Pierre réfléchit... Il décide :
"Tu as de l'argent ?"
"Oui. Beaucoup encore des bijoux de Misace."
"Alors, tout est facile. Donne-moi une somme. Je me procurerai un âne et
un char auprès de quelqu'un et... oui, oui... après nous donnerons l'âne à
quelque malheureux et le char... nous verrons... J'ai bien fait de venir et
dois-je vraiment revenir avec l'épouse ?"
"Oui. C'est bien."
"Et ce sera bien.
310.6 – Mais ces
deux pauvres ! Il me déplaît, voilà, de ne plus avoir Jean avec nous.
Déjà, nous l'aurions pour peu de temps... Mais le pauvre ! Il pouvait
mourir ici, comme Jonas..."
"Il ne le lui aurait pas permis. Le monde hait celui qui se
rachète."
"Cela va le peiner..."
"Je trouverai une raison pour le faire partir sans trop de
regrets ?"
"Laquelle ?"
"La même qui m'a servi pour envoyer Judas de Simon : celle de travailler pour Moi."

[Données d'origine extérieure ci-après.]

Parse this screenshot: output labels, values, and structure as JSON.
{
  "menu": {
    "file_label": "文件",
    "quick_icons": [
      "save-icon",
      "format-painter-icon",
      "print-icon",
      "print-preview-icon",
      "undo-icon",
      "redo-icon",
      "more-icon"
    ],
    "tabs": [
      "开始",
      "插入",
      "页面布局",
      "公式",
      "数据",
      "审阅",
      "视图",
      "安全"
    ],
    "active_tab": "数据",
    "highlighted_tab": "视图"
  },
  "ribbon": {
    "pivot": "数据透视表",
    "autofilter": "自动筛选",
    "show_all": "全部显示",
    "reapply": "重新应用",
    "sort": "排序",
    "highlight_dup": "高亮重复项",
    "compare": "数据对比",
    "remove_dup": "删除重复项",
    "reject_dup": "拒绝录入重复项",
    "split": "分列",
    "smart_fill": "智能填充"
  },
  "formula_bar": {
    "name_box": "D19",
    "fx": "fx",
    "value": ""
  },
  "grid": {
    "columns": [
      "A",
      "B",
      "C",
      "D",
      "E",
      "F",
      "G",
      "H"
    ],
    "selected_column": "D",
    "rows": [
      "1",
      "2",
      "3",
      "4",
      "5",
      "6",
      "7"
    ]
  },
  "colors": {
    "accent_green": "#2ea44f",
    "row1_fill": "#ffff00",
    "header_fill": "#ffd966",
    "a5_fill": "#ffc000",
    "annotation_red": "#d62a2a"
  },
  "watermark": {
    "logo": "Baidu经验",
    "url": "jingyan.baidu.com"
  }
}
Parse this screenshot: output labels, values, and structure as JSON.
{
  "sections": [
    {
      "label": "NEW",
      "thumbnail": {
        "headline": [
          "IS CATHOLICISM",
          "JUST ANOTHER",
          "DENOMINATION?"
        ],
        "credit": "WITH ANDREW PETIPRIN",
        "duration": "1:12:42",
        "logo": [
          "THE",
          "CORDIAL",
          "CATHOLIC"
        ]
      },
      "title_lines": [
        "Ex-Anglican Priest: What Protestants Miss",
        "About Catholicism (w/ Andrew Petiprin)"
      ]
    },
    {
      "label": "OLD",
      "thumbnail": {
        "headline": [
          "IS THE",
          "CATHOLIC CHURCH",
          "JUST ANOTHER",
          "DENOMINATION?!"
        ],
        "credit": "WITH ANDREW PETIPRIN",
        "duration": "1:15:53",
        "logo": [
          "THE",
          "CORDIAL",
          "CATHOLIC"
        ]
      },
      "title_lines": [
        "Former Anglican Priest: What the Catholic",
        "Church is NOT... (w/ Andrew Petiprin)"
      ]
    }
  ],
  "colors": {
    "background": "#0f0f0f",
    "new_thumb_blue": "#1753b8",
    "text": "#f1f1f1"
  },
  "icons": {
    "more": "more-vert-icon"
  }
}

"Ah !... Seulement en Jean il y aura la sainteté, mais en Judas il
n'y a que l'orgueil."
"Simon, ne médis pas."
"C'est plus difficile que de faire chanter un poisson. C'est la vérité,
Maître, ce n'est pas de la médisance... Mais il me semble que le Zélote soit
venu avec tes frères. Allons-y."
"Allons. Et silence avec tout le monde."